What is FTP, and why is it considered a security relic in 2026?
FTP (File Transfer Protocol, RFC 959, 1985) transfers files between hosts. It's insecure because credentials and data travel in plaintext — modern systems use SFTP, FTPS, or HTTPS instead.
The basic flow:
ftp ftp.example.com
> Username: anonymous
> Password: anything@somewhere.com
> ls
> get file.txt
> quit
Why FTP is dangerous:
| Issue | Consequence |
|---|---|
| Plaintext credentials | Anyone sniffing the network sees username/password |
| Plaintext data | File contents visible to eavesdroppers |
| Two ports | Complicates firewalling — port 21 (control) + port 20 (active data) |
| NAT issues | Active mode breaks behind NAT — IPs in protocol payload don't match |
| No integrity | Attacker can modify files in transit |
Anonymous FTP:
A historical convention: anonymous user with any email as password. Used for public file repositories (e.g., Linux mirrors, software distributions). Still common but increasingly replaced by HTTPS download links.

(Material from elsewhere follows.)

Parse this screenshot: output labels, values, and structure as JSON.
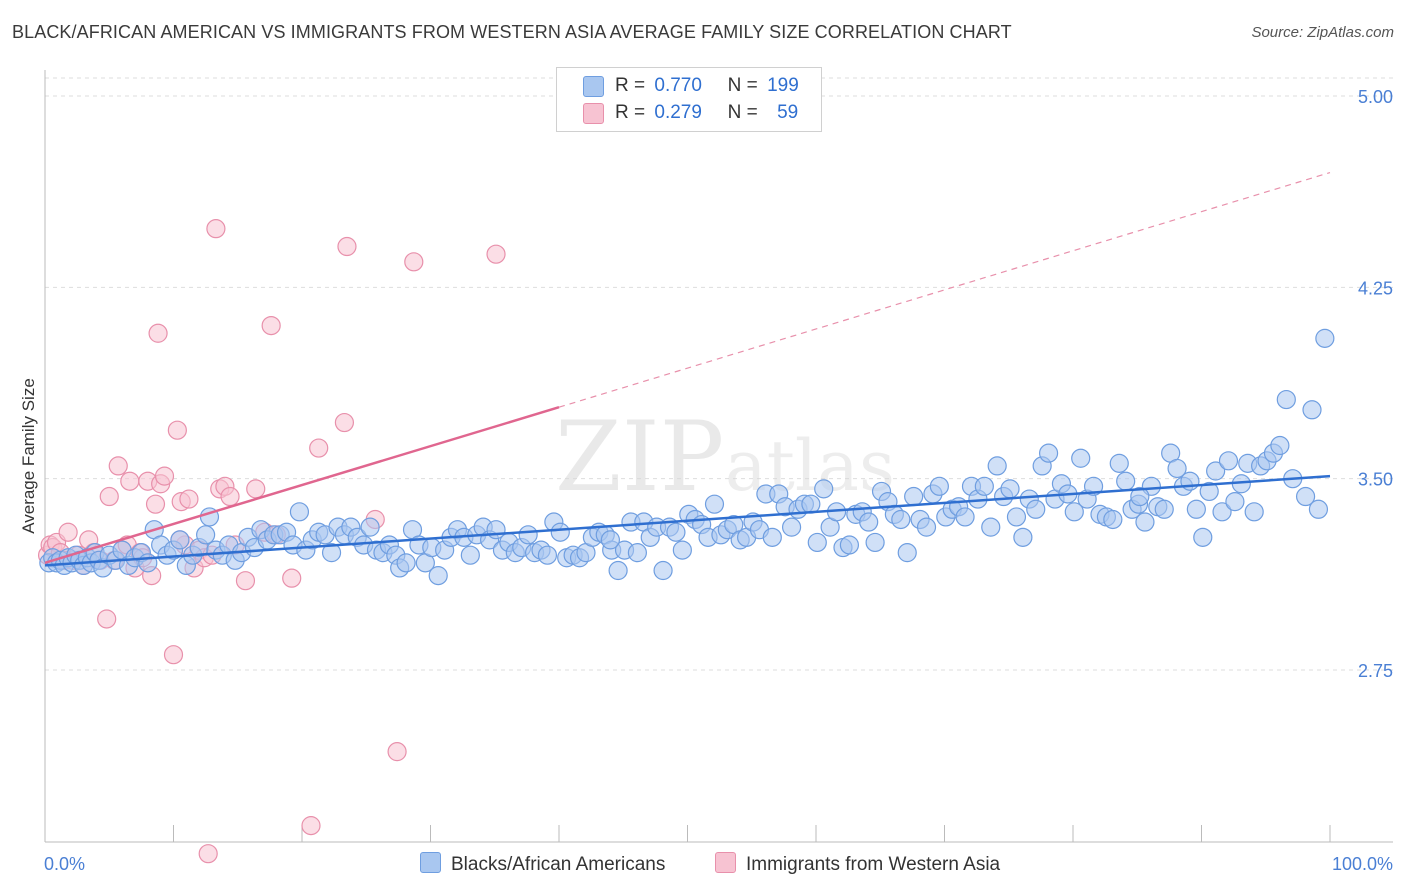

Common FTP response codes:
| Code | Meaning |
|---|---|
| 200 | Command OK |
| 220 | Service ready (banner) |
| 331 | Username OK, password needed |
| 230 | Login successful |
| 425 | Can't open data connection |
| 530 | Login incorrect |
Modern replacements:
| Replacement | What it adds |
|---|---|
| SFTP | SSH-based, single port (22), encrypted, fully replaces FTP |
| FTPS | FTP + TLS — adds encryption, still uses two ports |
| HTTPS download | Simpler, browser-friendly, encrypted |
| rsync over SSH | Efficient incremental sync |
Why FTP is still worth understanding:
Pedagogically clear — the protocol is plain text, you can literally read commands and responses in Wireshark. Excellent for understanding how application protocols are structured.
Tip: If you encounter a real FTP server in 2026, treat it as a legacy critical issue. Either upgrade to SFTP/FTPS or wrap it in a VPN. Never use plain FTP across the internet.